Once we were walking along Liteiny Avenue, heading to my house, and she pushed me suddenly with her elbow and said, ‘Here is Natarevich!’ And there he was, walking with his friend. And that’s where I saw him for the first time, and then we got acquainted at a party in the Academy of Applied Arts and even danced a little. He went to see us off. We noticed each other at once. He was ten months older than me, and as a student two years ahead of me, and studied in another department. Accordingly, he graduated before me. We got acquainted in 1962, and married in 1967.

Our son Iliya was born in 1971. But my child is ill; he’s got cerebral palsy.
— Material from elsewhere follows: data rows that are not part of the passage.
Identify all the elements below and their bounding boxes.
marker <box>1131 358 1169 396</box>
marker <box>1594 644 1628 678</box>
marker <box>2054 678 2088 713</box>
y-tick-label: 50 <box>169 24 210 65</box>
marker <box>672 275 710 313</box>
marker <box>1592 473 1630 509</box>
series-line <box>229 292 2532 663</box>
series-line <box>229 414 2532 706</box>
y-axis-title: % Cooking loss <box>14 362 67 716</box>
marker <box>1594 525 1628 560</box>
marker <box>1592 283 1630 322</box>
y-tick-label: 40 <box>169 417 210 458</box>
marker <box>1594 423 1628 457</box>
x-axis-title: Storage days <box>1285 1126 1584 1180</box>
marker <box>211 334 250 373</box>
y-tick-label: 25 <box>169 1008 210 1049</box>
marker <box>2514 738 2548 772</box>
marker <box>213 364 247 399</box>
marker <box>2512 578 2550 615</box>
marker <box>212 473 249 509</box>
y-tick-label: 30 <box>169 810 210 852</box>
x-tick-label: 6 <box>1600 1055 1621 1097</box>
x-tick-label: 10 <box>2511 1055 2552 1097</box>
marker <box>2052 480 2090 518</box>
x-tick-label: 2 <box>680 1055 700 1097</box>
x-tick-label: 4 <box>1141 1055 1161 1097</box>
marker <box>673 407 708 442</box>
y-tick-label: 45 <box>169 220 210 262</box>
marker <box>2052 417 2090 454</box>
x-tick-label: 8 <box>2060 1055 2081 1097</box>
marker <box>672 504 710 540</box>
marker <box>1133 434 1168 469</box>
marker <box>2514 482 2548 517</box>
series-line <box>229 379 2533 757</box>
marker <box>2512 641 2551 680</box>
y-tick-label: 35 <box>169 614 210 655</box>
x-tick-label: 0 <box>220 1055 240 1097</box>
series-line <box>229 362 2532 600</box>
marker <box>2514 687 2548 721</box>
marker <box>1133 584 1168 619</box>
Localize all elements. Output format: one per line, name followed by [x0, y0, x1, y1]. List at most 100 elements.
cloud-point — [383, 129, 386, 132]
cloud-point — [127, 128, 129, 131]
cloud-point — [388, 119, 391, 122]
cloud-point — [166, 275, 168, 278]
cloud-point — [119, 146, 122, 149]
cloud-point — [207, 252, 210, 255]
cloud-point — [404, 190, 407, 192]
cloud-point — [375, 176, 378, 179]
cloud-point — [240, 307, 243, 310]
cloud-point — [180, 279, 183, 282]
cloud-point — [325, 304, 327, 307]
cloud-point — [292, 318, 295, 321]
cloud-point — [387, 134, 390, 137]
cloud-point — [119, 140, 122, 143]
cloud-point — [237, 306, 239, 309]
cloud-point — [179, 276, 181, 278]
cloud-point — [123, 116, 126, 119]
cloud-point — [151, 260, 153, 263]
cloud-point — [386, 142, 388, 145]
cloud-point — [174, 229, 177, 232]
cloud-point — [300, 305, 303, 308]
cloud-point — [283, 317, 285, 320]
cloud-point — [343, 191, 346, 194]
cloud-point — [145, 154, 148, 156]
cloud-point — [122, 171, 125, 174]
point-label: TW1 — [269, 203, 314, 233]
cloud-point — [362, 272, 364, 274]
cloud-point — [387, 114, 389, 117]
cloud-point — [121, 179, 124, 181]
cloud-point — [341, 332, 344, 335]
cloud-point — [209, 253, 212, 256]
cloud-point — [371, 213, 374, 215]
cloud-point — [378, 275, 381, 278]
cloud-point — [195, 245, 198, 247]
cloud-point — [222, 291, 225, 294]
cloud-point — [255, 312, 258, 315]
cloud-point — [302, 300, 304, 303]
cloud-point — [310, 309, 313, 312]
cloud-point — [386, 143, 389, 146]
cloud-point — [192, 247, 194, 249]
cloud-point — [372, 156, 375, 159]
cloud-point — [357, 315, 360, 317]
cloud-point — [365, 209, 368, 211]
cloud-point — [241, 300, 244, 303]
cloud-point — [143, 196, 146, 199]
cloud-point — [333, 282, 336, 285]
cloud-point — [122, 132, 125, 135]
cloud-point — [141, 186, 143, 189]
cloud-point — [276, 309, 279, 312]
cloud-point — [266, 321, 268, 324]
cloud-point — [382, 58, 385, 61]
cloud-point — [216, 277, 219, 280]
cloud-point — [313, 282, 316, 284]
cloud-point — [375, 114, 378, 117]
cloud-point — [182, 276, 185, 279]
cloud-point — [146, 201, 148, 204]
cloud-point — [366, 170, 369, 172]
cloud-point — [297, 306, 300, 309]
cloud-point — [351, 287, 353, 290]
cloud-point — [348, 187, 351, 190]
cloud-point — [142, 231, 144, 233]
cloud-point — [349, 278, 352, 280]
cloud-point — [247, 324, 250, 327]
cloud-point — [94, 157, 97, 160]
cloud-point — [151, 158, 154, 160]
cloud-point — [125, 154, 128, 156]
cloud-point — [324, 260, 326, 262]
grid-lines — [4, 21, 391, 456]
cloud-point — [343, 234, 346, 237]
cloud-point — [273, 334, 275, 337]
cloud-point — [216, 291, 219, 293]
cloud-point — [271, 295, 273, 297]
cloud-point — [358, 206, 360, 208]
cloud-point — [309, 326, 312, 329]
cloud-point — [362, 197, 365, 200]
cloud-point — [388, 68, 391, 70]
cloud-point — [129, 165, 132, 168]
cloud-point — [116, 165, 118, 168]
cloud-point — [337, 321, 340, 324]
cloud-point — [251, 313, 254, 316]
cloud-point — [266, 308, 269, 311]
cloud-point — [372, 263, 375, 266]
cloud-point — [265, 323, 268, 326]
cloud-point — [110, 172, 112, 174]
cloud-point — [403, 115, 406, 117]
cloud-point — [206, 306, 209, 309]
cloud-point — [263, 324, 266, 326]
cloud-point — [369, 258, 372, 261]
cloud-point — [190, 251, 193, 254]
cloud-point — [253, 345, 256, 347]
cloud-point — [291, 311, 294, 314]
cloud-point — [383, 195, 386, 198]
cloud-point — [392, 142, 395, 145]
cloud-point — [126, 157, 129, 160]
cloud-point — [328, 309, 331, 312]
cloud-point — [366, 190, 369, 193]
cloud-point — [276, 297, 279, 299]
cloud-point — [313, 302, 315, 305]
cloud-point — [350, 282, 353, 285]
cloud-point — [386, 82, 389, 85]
Despite my son’s condition, I was able to give him a high school education, he actually studied by himself, I just saw him off to school and back. It was a school in Zvenigorodskaya Street, a school for deaf persons, but with a normal program. That is, the program was a little bit stretched out in time, but otherwise it was a usual high-school program. So I went to school with him for about four years. I would take him by the hand, and as he was no longer a small boy, but a grown-up lad, it was rather hard for me physically. We now live together: I, my mom, my husband, my son, and our dog Chan.